To further evaluate the contribution of RarA to end resection, exponentially growing cells were acutely exposed to increasing MMS concentrations for 15 min (Figure 4). The acute LD99 dose for MMS for rec+ cells (10 mM) was lower than that for ΔrarA cell (>50 mM) (Table 2), confirming that in the absence of RarA, cells remain recombination proficient, and apparently more capable of repairing MMS-induced DNA damage than wt cells (Romero et al., 2019b). AddAB cells were very sensitive to MMS, but the additional mutation in rarA rescued this phenotype: the LD99 to MMS was increased by ∼55-fold in ΔaddAB ΔrarA cells relative to the ΔaddAB mutant strain (Figure 4A and Table 2). The survival rate in ΔrecS ΔrarA, ΔrecJ ΔrarA or ΔrecQ ΔrarA was enhanced ∼2-fold when compared to the single ΔrecS, ΔrecJ or ΔrecQ strains (Figure 4A and Table 2). All these results show that in the absence of functions involved in long-range 5′→3′ end resection (e.g., AddAB, RecJ, RecQ, RecS) the DNA repair defect to MMS-and H2O2-induced lesions is partially suppressed in the ΔrarA context (Figures 3A, 4A), suggesting that in the absence of both RarA and an end resection pathway a new repair avenue is opened, or that RarA prevents uncontrolled DNA degradation by one of the two resection pathways, and inactivation of end-resection suppresses the need of RarA. This last hypothesis is in agreement with a previous report showing that WRNIP1 is directly involved in preventing uncontrolled MRE11-mediated degradation of stalled replication forks (Leuzzi et al., 2016). These genetic interactions are in line with the observation that exponentially growing ΔaddAB, ΔrecS, ΔrecQ or ΔrecJ cells show strongly reduced RarA-mVenus mobility (Romero et al., 2019a), i.e., the activity of RarA with respect to its binding to DNA is considerably altered in end resection mutants.
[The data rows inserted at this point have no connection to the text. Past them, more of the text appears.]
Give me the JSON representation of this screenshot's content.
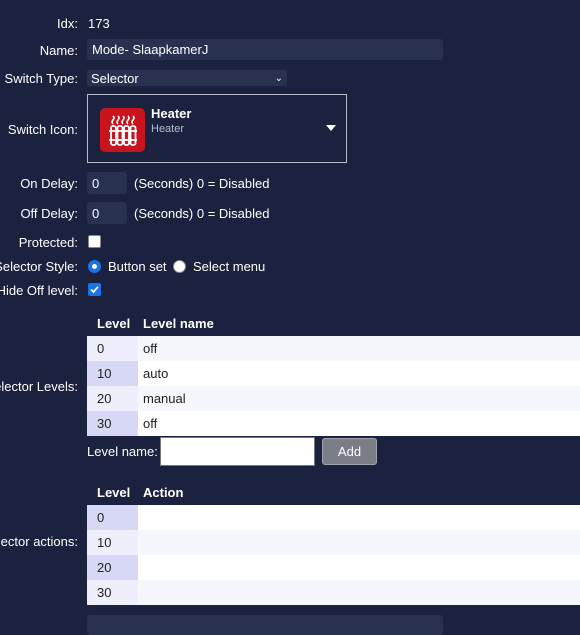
{
  "form": {
    "idx_label": "Idx:",
    "idx_value": "173",
    "name_label": "Name:",
    "name_value": "Mode- SlaapkamerJ",
    "switch_type_label": "Switch Type:",
    "switch_type_value": "Selector",
    "switch_icon_label": "Switch Icon:",
    "icon_title": "Heater",
    "icon_subtitle": "Heater",
    "on_delay_label": "On Delay:",
    "on_delay_value": "0",
    "on_delay_hint": "(Seconds) 0 = Disabled",
    "off_delay_label": "Off Delay:",
    "off_delay_value": "0",
    "off_delay_hint": "(Seconds) 0 = Disabled",
    "protected_label": "Protected:",
    "protected_checked": false,
    "selector_style_label": "Selector Style:",
    "style_option_1": "Button set",
    "style_option_2": "Select menu",
    "style_selected": "Button set",
    "hide_off_label": "Hide Off level:",
    "hide_off_checked": true,
    "selector_levels_label": "Selector Levels:",
    "selector_actions_label": "Selector actions:"
  },
  "levels_table": {
    "col_level": "Level",
    "col_name": "Level name",
    "rows": [
      {
        "level": "0",
        "name": "off"
      },
      {
        "level": "10",
        "name": "auto"
      },
      {
        "level": "20",
        "name": "manual"
      },
      {
        "level": "30",
        "name": "off"
      }
    ]
  },
  "add_level": {
    "label": "Level name:",
    "input_value": "",
    "button_label": "Add"
  },
  "actions_table": {
    "col_level": "Level",
    "col_action": "Action",
    "rows": [
      {
        "level": "0",
        "action": ""
      },
      {
        "level": "10",
        "action": ""
      },
      {
        "level": "20",
        "action": ""
      },
      {
        "level": "30",
        "action": ""
      }
    ]
  },
  "colors": {
    "background": "#1a2240",
    "field": "#283150",
    "heater_red": "#c8141c",
    "checkbox_blue": "#1a73e8"
  }
}
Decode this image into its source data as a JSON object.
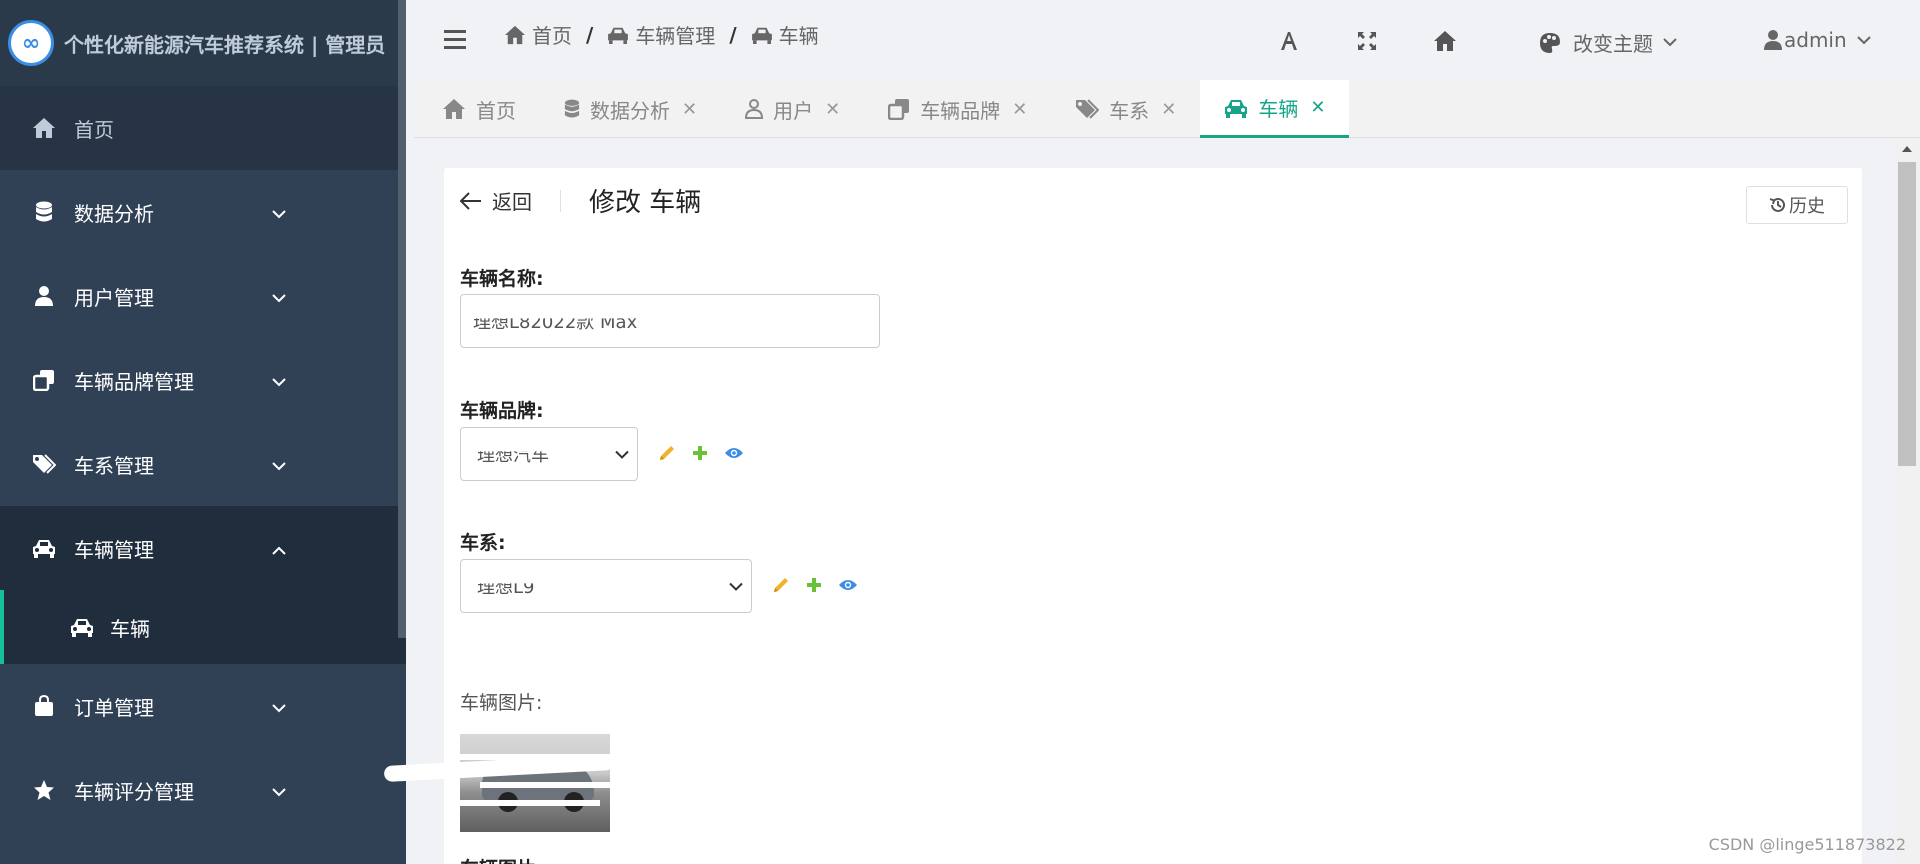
{
  "sidebar": {
    "logo_text": "个性化新能源汽车推荐系统 | 管理员",
    "logo_mark": "∞",
    "items": [
      {
        "label": "首页",
        "icon": "home-icon"
      },
      {
        "label": "数据分析",
        "icon": "database-icon"
      },
      {
        "label": "用户管理",
        "icon": "user-icon"
      },
      {
        "label": "车辆品牌管理",
        "icon": "copy-icon"
      },
      {
        "label": "车系管理",
        "icon": "tags-icon"
      },
      {
        "label": "车辆管理",
        "icon": "car-icon"
      },
      {
        "label": "订单管理",
        "icon": "bag-icon"
      },
      {
        "label": "车辆评分管理",
        "icon": "star-icon"
      }
    ],
    "sub_items": [
      {
        "label": "车辆",
        "icon": "car-icon"
      }
    ]
  },
  "header": {
    "breadcrumb": [
      {
        "label": "首页",
        "icon": "home-icon"
      },
      {
        "label": "车辆管理",
        "icon": "car-icon"
      },
      {
        "label": "车辆",
        "icon": "car-icon"
      }
    ],
    "theme_label": "改变主题",
    "user_label": "admin"
  },
  "tabs": [
    {
      "label": "首页",
      "closable": false
    },
    {
      "label": "数据分析",
      "closable": true
    },
    {
      "label": "用户",
      "closable": true
    },
    {
      "label": "车辆品牌",
      "closable": true
    },
    {
      "label": "车系",
      "closable": true
    },
    {
      "label": "车辆",
      "closable": true,
      "active": true
    }
  ],
  "form": {
    "back_label": "返回",
    "title": "修改 车辆",
    "history_label": "历史",
    "name_label": "车辆名称:",
    "name_value": "理想L82022款 Max",
    "brand_label": "车辆品牌:",
    "brand_value": "理想汽车",
    "series_label": "车系:",
    "series_value": "理想L9",
    "image_label": "车辆图片:",
    "image2_label": "车辆图片"
  },
  "watermark": "CSDN @linge511873822",
  "colors": {
    "accent": "#16a58a",
    "sidebar_bg": "#304156",
    "edit": "#f0b429",
    "add": "#67c23a",
    "view": "#3a8ee6"
  }
}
Branch Migration or HJ Processing of Recombination Intermediates Activities Do Not Require RarA, but Their Loss Partially Suppresses rarA Phenotypes

Bacterial RarA shares sequence homology with RuvB, a subunit of the RuvAB branch migration translocase (Barre et al., 2001). A branch migration translocase binds to HJs (formed as HR intermediates [double-HJ] or when replication forks stall and reverse [HJ-like structure]), and promotes branch migration (Higgins et al., 1976; Michel et al., 2001; Atkinson and McGlynn, 2009). Recent work has shown that RadA, which interacts with RecA, branch migrates recombination intermediates (Torres et al., 2019a). When its cognate site becomes available, the RecU resolvase cleaves the double HJ in concert with the RuvAB translocase, to preferentially generate NCO products, and rarely CO products (postsynaptic step) (Cañas et al., 2008; Atkinson and McGlynn, 2009; Ayora et al., 2011; Bell and Kowalczykowski, 2016). It is unknown whether RecU can cleave the reversed forks generated by RecG in B. subtilis. In any event, RecU has two activities: to mediate HJ cleavage in concert with a branch migration translocase (Cañas et al., 2014), and to modulate RecA nucleoprotein filament formation by its interaction with the RecA protein (Carrasco et al., 2005; Serrano et al., 2018).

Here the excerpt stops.